A couple of months ago someone shared a link to a blog post about how to survive being an author.
Of course, once I saw the title I clicked on it, expecting either a really good article with some tips or perhaps some light-hearted funny antidotes on how to survive this crazy career.
So which one did I get?
Instead I, along with anyone self publishing their novels who read the blog, got this author’s pity because I was a “self-published” author and she was with a publisher and how all us self-published people just have it so much harder and, this was her ONE tip on how to survive being an author, we should all get writer friends.
Yep. That’s it.
Writer friends. That’s how all us poor, pitiful, unsuccessful self-published people survive. You know, because we don’t have the ever helpful, do everything for you publisher like she does.
There is nothing to writing. All you do is sit down at a typewriter and bleed ~ Hemingway
I’ll be the first to tell you that I have a good publisher. Sure, there have been problems and issues with the company, but that’s to be expected. No one is perfect just like no company is perfect. However, if I were to brag that having a publisher was better like this blogger, well, then I wouldn’t have done my last three novels myself, would I? Hint. Hint.
But back to my point. For the sake of actually writing a piece and giving advice that the other blogger lacked, here are some actual tips on how to stay sane in the writer world. Warning—these tips are for authors who are traditionally published and those who are self-published, or should I say the “unloved red-headed stepchildren.”
The mind of a writer can be a truly terrifying thing: isolated, neurotic, caffeine-addled, crippled by procrastination and consumed by feelings of panic, self-loathing and soul-crushing inadequacy. And that’s on a good day ~ Robert Deniro
So how does one survive this crazy career we call author?
Of course, this blogger had it correct in saying we needed writer friends because, yes, we do. We need them. They understand what you’re going through. They help you when other family and friends don’t seem to care or don’t know how to care.
Non-writers don’t understand how hard it is to get reviews, and then how it is to face the bad ones. Non-writers also don’t understand the importance of sharing and spreading the word. Now, this isn’t meant to bash them, this is just simple fact, and it’s perfectly okay for them not to know these things. But writer friends do.
They get you and let’s face it, sometimes we writers can be somewhat of odd ducks.
Sure, we are amazing people that can turn blank computer screens into hundreds and hundreds of pages of pure entertainment just from the deepest parts of our minds. But we can also talk to our selves in public when we are thinking about plot points. We can jump for joy in the middle of a grocery store because we thought of a plot twist in that exact moment as we reached for the coffee grounds. And we can not only act out our scenes while in our homes or cars, but we talk to and about our character as though they are real people.
To a non-writer, that could seem . . . perhaps a tad comparable to those pictures of the “Walmart people”, and it’s because of this we need our own people.

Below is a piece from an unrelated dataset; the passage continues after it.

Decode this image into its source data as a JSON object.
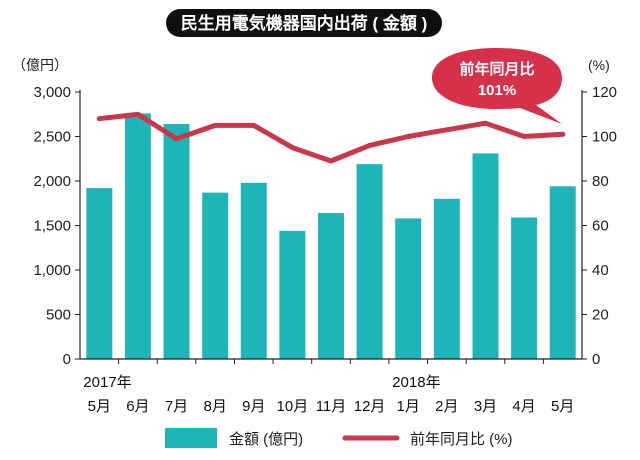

With that said, though, our own people aren’t all we need, which is where the original blogger fell short.
So what is the second thing we need? Well, we also need a thick skin.
Between having your writing ripped apart by bad reviews, feeling the sting of unsupportive family and friends, dealing with the green-eyed monster in competitiveness with other authors, and the highs when opening big royalty checks or low, low, lows when it comes to the lack of sales or interest, authors face a range of emotions that simply cannot be explained with mere words.
We take the good with the bad. We take the moments where we are on cloud nine with the moments we want to throw our computer across the room and quit. We take the praise from an amazing review with the tears and gutted feelings of a bad one.
And to do this, we’ve got to be able to handle it all without quitting or walking away. Sure, that’s the easy thing to do, but then wouldn’t you be walking away from your passion?